Firefighter Jobs: Firefighting Career in Government

Firefighter Jobs: Firefighting Career in Government

A career as a firefighter in government could be in your future.  Fire Department employees provide fire, rescue and emergency medical training as well as many other services to the citizens.

What Services do Fire Departments Provide?

The largest division of a Fire Department is responsible for putting out fire, and providing emergency medical and other emergency services. Fire pumpers, quints and ladder trucks are strategically located throughout a city in fire stations, assuring quick emergency response to citizens. Firefighters answer fire emergencies call 24 hours a day, 7 days a week, 365 days a year. Other calls can include automobile accidents, extrication, bomb search, electrical shorts, natural gas leaks, underwater search and recovery and various hazardous material leaks and spills.

FIRE INSPECTION – Firefighter Job Duties

Inspectors enforce a city’s Fire Code. Commercial, industrial, public assembly, hospitals and other institutional properties are inspected regularly. Different types of permits and licenses are issued by a city’s Fire Department.

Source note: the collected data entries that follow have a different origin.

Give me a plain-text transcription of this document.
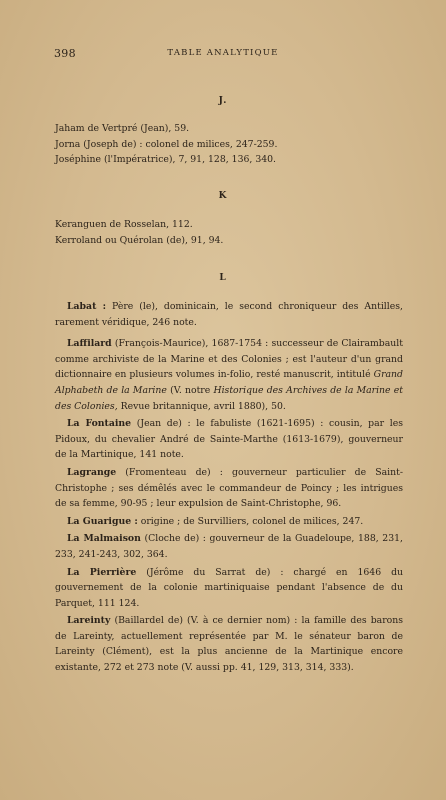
398	TABLE ANALYTIQUE
J.

Jaham de Vertpré (Jean), 59.

Jorna (Joseph de) : colonel de milices, 247-259.

Joséphine (l'Impératrice), 7, 91, 128, 136, 340.

K

Keranguen de Rosselan, 112.

Kerroland ou Quérolan (de), 91, 94.

L

Labat : Père (le), dominicain, le second chroniqueur des Antilles, rarement véridique, 246 note.

Laffilard (François-Maurice), 1687-1754 : successeur de Clairambault comme archiviste de la Marine et des Colonies ; est l'auteur d'un grand dictionnaire en plusieurs volumes in-folio, resté manuscrit, intitulé Grand Alphabeth de la Marine (V. notre Historique des Archives de la Marine et des Colonies, Revue britannique, avril 1880), 50.

La Fontaine (Jean de) : le fabuliste (1621-1695) : cousin, par les Pidoux, du chevalier André de Sainte-Marthe (1613-1679), gouverneur de la Martinique, 141 note.

Lagrange (Fromenteau de) : gouverneur particulier de Saint-Christophe ; ses démêlés avec le commandeur de Poincy ; les intrigues de sa femme, 90-95 ; leur expulsion de Saint-Christophe, 96.

La Guarigue : origine ; de Survilliers, colonel de milices, 247.

La Malmaison (Cloche de) : gouverneur de la Guadeloupe, 188, 231, 233, 241-243, 302, 364.

La Pierrière (Jérôme du Sarrat de) : chargé en 1646 du gouvernement de la colonie martiniquaise pendant l'absence de du Parquet, 111 124.

Lareinty (Baillardel de) (V. à ce dernier nom) : la famille des barons de Lareinty, actuellement représentée par M. le sénateur baron de Lareinty (Clément), est la plus ancienne de la Martinique encore existante, 272 et 273 note (V. aussi pp. 41, 129, 313, 314, 333).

FIRE SAFETY EDUCATION – Firefighter Job Duties

Human carelessness most often causes fire. Fire Departments offers public information and training courses and provides speakers for groups.

Finding Government Firefighter Jobs

Search for Government Firefighter Jobs on GovtJobs.com today!

BOMB AND ARSON – Firefighter Job Duties

Fires which are deliberately set kill and injure thousands of people each year. Arson investigation is done by a city’s Fire investigation Division. All suspicious fires, regardless of the amount of loss, are investigated. Investigators are firefighters who received police certification or have gone through a fire investigation training program. They also are trained in bomb search and bomb disarming procedures.

A computer-aided dispatch system allows fire alarm operators to dispatch the nearest fire company to an emergency. Telephone and two-way radio communication exists between fire stations and Dispatch. Fire trucks are equipped with two-way radios and an additional portable radio as well.

Fire Services also includes Fire Supply and Building and Equipment Maintenance.

FIRE TRAINING – Firefighter Job Duties

Entry-level firefighters attend an academy for before serving as probationary employees. Training academies provide ongoing classes for firefighters throughout a city.

EMERGENCY MEDICAL SERVICES – Firefighter Job Duties

First responders are where the nearest fire company is dispatched to any medical emergency. Firefighters are usually state-certified Emergency Medical Technicians (EMTs). Officers coordinate operations with the ambulance company, hospitals and other city departments.

EMERGENCY MANAGEMENT – Firefighter Job Duties

Emergency Management coordinates activities during emergencies and formulates disaster plans for storms, floods, explosions, etc. During emergencies, key people coordinate the efforts for a city and assure maximum use of resources and manpower. City staff and volunteers receive special training to meet the requirements of the office. National Guard members can be called to active duty in disasters or extreme emergencies are assigned to this office for training as well.

Frequently Asked Questions:

Q: I’ve gone by my neighborhood fire station on several occasions to buy garbage bags and have found the station locked, but a fire truck is parked inside. What is going on?

A: Fire Departments respond to many emergency calls as well as constantly improving skills with in-service training. It also does commercial inspections. The increase of duties has changed the traditional role of firefighters and has resulted in more time being spent away from the stations. Many stations have reserve trucks which remain in the station when firefighters are called to an emergency.

Q: Why can’t I dial the telephone number of my nearest fire station to report a fire or medical emergency?

A: It is extremely important that all emergencies be reported to 911. That is the number of Dispatch which is operated by round-the­ clock dispatchers using the computer aided dispatch system. If you call your local fire station, firefighters could be out on a call. Dispatch can provide the fastest response to your emergency.

Q: Why does the Fire Department use its big truck when it answers medical emergency calls?

A: The larger trucks are designed, equipped and manned to handle minor and major incidents. A major vehicle accident could involve rescue (extrication), medical treatment and fire protection, all within the capability of large fire trucks.

Q: Does the Fire Department recommend smoke alarms?

A: The Fire death rate has decreased 40 percent nationally since smoke alarms gained popularity. According to the United States Fire Administration, a family is two and one-half times more likely to survive a night fire if its home has smoke alarms.